Vie chère à Kankan : le préfet, colonel Mohamed Niang, met en garde contre les hausses « fantaisistes » avant la Tabaski
À quelques semaines de la fête de Tabaski, la hausse des prix des denrées alimentaires et du bétail suscite de vives inquiétudes à Kankan. Interrogé par la presse à l’issue d’une réunion consacrée à l’assainissement de la ville, tenue entre autorités administratives et responsables locaux, le préfet de Kankan, le colonel Mohamed Niang, a affiché une position ferme face aux augmentations jugées excessives sur certains produits de première nécessité.
Selon l’autorité préfectorale, la montée des prix observée ces derniers jours ne saurait rester sans réaction de la part des services de l’État.
<< Cette flambée des prix, ce n’est pas la première fois. J’ai dit qu’en Guinée, seul le drapeau monte et descend. Les autres, quand ça monte, les gens se cramponnent et ne veulent plus revenir en arrière >>, a déclaré le colonel Mohamed Niang.Le préfet rappelle que les autorités locales ont la responsabilité de protéger les populations contre toute forme de spéculation commerciale.
<< C’est la faute des autorités à la base si nous laissons faire, parce que nous devons veiller au bien-être et au bonheur de nos concitoyens >>, a-t-il poursuivi.Le colonel Mohamed Niang a notamment insisté sur la hausse du prix de la viande à Kankan, qui aurait fortement augmenté ces derniers jours.<< Prenons l’exemple de la viande qui était à 50 000 francs. Certains sont allés jusqu’à 80 000 francs. C’était trop fantaisiste >>, a-t-il dénoncé.D’après lui, plusieurs commerçants ont été interpellés pour avoir refusé de revoir leurs tarifs.

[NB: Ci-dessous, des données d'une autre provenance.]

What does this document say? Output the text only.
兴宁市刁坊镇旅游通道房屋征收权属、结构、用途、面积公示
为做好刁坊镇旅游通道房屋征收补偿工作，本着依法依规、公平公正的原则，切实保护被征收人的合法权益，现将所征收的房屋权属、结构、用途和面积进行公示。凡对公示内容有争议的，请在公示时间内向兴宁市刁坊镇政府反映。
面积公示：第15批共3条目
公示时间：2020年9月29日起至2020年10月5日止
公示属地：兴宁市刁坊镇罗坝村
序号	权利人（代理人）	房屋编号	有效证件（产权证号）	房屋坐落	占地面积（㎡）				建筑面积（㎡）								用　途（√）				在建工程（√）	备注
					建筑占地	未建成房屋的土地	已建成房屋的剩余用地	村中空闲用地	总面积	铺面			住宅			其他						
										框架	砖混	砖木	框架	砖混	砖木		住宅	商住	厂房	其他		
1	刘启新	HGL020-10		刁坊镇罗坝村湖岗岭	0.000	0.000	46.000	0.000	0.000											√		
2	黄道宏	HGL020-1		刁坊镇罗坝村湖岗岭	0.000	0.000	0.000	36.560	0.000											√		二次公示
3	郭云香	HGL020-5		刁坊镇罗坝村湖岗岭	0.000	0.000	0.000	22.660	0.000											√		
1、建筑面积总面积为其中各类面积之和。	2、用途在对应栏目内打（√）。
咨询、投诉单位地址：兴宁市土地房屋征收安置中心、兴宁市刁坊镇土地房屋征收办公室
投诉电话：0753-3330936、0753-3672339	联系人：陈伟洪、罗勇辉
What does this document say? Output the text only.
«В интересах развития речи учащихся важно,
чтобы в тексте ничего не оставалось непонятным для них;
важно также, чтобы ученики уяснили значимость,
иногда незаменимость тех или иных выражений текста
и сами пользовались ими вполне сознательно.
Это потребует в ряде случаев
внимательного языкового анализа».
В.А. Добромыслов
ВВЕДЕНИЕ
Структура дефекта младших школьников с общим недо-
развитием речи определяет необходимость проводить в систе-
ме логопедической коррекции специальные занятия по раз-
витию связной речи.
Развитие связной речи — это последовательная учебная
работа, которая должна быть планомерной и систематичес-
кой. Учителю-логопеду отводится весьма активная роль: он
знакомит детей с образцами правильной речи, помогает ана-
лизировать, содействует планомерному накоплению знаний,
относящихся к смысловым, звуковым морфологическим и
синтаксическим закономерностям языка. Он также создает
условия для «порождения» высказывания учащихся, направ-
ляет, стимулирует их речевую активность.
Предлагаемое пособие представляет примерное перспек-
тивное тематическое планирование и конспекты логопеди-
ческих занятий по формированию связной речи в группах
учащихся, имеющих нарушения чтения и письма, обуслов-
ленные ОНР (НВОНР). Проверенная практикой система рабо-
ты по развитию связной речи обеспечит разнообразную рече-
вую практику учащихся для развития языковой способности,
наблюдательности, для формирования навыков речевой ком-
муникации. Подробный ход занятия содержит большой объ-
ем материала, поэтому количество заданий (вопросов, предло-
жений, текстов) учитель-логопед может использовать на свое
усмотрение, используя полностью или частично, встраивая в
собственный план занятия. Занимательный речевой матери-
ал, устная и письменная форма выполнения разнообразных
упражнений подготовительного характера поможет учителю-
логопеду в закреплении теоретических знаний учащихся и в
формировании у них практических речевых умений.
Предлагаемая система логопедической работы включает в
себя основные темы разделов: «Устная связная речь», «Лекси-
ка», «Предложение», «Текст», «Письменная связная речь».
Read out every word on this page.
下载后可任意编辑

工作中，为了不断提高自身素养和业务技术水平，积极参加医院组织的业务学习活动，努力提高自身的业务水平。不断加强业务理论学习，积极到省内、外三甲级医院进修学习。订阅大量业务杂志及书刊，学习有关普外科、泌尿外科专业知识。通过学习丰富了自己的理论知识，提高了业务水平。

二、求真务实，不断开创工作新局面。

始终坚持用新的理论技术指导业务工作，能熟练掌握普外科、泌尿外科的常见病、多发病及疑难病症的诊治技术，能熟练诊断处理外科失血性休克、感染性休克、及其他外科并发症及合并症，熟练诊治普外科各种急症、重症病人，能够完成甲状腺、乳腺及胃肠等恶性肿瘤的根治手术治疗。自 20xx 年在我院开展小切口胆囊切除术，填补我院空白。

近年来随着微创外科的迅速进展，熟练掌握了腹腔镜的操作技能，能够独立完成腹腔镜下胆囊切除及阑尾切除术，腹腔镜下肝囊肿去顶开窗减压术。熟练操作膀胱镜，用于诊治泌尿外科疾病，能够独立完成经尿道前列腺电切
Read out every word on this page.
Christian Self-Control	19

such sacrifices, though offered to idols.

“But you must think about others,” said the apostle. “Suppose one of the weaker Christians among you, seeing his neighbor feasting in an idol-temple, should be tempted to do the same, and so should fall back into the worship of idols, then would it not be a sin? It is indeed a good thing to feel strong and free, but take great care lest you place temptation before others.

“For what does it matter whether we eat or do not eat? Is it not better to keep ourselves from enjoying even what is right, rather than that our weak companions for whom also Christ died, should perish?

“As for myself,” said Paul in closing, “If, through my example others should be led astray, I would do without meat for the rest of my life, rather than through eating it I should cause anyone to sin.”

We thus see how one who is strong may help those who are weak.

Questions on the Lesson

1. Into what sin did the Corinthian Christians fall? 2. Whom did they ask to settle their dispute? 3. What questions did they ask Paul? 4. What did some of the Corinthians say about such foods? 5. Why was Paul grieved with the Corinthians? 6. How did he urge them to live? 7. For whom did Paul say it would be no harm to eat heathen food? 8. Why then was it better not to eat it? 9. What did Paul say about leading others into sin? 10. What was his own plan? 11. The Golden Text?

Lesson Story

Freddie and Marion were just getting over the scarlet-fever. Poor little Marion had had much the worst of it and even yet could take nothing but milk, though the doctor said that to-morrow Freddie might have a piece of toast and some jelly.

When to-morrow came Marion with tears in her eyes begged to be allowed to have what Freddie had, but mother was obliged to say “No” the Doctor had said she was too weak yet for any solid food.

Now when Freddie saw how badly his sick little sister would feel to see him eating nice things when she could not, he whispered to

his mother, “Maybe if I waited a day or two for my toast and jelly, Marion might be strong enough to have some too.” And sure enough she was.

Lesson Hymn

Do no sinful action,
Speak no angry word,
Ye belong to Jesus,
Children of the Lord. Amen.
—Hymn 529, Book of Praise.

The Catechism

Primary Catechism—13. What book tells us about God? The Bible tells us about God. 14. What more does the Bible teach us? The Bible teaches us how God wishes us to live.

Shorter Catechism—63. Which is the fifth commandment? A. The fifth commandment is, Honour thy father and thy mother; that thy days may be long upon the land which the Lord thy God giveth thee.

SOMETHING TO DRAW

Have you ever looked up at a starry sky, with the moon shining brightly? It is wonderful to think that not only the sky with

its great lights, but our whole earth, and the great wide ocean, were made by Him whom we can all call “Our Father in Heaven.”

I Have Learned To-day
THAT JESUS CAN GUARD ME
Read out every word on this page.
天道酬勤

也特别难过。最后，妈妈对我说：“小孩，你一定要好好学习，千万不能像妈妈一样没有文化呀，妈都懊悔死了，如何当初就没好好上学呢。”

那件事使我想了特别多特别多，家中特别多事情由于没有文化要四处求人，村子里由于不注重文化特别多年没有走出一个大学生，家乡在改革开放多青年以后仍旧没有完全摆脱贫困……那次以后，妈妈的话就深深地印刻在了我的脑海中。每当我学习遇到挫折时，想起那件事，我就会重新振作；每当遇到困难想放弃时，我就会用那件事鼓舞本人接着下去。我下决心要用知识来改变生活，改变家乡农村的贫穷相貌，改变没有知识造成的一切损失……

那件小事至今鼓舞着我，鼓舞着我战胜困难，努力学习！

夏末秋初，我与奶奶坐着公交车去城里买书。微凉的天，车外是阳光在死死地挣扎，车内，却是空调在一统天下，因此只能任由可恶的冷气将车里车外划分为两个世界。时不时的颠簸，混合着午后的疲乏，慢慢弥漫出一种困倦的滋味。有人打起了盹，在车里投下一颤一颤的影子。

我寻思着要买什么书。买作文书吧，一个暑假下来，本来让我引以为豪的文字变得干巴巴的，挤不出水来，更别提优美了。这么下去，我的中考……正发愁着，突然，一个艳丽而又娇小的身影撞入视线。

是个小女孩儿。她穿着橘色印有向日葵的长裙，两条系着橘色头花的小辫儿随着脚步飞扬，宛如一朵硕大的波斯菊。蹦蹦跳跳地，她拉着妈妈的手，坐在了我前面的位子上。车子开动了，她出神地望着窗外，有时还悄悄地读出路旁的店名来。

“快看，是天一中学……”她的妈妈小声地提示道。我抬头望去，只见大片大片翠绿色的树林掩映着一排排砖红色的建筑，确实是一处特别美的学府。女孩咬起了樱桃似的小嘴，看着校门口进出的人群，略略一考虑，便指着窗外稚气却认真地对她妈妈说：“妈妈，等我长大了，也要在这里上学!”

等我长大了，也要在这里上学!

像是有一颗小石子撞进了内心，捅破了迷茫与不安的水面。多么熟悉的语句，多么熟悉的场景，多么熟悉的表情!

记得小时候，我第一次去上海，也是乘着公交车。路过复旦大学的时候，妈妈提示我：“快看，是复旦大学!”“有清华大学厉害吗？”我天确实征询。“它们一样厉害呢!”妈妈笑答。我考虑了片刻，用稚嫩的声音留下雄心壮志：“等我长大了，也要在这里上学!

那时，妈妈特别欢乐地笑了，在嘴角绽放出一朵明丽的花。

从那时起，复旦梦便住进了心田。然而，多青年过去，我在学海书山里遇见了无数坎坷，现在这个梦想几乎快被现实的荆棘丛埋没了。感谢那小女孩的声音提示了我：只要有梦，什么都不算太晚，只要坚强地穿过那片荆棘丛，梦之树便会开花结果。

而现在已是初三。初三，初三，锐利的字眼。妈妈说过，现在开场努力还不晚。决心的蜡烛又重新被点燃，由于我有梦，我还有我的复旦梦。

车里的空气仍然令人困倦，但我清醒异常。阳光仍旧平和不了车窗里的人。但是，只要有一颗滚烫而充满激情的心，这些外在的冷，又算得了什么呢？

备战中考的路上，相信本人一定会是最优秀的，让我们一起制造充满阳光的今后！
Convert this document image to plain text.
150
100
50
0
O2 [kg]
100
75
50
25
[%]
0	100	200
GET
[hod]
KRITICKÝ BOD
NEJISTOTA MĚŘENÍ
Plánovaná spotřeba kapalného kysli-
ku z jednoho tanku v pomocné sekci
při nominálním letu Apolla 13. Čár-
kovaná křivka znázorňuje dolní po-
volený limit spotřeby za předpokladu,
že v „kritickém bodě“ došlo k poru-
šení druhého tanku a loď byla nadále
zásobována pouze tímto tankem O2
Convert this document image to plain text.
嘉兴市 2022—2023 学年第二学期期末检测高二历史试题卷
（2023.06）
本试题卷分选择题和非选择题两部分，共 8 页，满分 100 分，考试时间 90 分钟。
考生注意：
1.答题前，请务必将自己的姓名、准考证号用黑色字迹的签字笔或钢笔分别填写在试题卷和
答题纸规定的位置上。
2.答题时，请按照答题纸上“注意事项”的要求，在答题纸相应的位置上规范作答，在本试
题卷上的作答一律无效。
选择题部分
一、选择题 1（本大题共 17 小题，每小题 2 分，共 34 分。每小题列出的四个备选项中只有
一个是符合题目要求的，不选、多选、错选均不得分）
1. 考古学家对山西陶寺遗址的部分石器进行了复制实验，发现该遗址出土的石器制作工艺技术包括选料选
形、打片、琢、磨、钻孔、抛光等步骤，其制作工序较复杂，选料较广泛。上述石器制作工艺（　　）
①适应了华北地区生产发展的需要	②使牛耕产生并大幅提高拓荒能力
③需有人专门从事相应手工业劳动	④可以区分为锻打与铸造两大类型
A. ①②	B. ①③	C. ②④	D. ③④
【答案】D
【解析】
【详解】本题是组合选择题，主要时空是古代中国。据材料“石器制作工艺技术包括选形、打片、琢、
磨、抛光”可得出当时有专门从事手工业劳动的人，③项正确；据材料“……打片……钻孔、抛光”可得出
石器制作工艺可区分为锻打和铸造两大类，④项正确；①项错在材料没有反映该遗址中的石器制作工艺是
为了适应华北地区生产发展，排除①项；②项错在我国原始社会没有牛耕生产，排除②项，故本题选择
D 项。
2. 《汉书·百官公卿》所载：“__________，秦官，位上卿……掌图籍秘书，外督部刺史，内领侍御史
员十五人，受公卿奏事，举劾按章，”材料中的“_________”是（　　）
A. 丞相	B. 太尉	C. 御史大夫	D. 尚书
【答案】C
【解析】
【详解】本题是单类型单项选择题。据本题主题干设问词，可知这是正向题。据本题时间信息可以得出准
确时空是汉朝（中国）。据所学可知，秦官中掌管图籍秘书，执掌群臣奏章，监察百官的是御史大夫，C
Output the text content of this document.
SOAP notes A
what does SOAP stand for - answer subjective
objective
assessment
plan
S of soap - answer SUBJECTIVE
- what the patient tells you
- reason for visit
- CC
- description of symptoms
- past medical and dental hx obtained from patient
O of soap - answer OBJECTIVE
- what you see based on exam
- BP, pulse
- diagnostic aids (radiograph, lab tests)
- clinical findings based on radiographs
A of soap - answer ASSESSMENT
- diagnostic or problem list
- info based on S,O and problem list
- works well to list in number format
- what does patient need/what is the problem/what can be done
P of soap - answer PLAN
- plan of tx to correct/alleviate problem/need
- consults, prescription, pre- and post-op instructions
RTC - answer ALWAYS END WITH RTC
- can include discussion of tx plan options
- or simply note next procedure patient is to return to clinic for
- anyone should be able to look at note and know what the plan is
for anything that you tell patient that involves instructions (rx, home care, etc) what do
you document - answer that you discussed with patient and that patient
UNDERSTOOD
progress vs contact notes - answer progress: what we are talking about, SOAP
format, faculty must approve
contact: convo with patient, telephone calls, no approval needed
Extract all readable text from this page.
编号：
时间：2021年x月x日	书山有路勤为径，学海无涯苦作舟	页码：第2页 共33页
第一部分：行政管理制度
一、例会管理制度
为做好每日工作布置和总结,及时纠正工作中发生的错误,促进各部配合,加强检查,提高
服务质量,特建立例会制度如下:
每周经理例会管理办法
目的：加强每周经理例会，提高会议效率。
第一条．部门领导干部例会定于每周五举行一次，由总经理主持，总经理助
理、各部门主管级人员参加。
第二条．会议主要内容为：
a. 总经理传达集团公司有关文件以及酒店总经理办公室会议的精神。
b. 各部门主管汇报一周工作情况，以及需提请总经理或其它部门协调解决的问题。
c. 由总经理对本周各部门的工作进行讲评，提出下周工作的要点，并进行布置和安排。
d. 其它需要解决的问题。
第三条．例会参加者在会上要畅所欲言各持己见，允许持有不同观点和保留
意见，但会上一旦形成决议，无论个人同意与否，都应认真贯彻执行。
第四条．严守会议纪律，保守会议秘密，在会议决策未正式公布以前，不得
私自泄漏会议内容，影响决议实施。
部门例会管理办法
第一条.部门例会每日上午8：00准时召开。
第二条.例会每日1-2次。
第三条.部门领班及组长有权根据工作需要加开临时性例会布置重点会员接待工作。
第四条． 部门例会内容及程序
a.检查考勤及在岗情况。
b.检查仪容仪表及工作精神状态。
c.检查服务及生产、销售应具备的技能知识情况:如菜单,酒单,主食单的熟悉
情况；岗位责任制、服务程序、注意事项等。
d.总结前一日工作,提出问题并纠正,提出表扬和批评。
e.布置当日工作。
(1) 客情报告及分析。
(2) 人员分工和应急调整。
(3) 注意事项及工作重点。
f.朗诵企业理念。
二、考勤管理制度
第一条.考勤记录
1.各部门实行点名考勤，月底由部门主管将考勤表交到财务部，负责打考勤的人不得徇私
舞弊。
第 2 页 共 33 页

<< Il y en a même qui ont séjourné au commissariat. Délibérément, ils se sont donné le pouvoir de fixer des prix exorbitants. Finalement, après discussions, ils ont accepté de quitter 80 000 francs pour revenir à 65 000 francs pour la viande sans os et 60 000 francs avec os >> , a expliqué le préfet.Selon les autorités, cet ajustement des prix fait suite à un accord entre les représentants du ministère du Commerce, du ministère de l’Élevage et les acteurs de la filière viande-bétail.Pour le préfet, ces hausses sont généralement liées à des périodes de forte demande, en particulier à l’approche des fêtes religieuses.
<< Nous avons remarqué que c’est circonstanciel. À l’occasion des fêtes, ils se positionnent, sachant que les pèlerins sont en partance et que la population prépare les sacrifices de Tabaski >>, a-t-il indiqué.Le colonel Mohamed Niang assure que les services compétents continueront à suivre de près l’évolution des prix afin de prévenir toute nouvelle spéculation.<< Nous ne laisserons pas faire. Nous allons tous veiller sur les prix pour éviter tout débordement. Parce que bientôt, les béliers qui ne coûtaient pas 5 ou 6 millions risquent d’atteindre 7, 8 ou même 9 millions de francs. Et cela devient difficile pour les citoyens >>, a-t-il averti.Au cours de son intervention, le préfet a également abordé la question de la transhumance ainsi que les dégâts environnementaux causés par certains troupeaux dans les districts de la préfecture.
<< Nous avons trouvé des jeunes qui n’ont même pas l’âge de fréquenter la brousse, utilisés pour guider les troupeaux. Ils abattent des arbres avec des tronçonneuses et détruisent notre couverture végétale >>, a-t-il regretté.

À l’approche de la Tabaski, les autorités de Kankan entendent maintenir la pression sur les acteurs du marché afin de limiter les pratiques spéculatives et préserver le pouvoir d’achat des ménages, dans un contexte économique déjà marqué par une forte tension sur les prix des produits de consommation.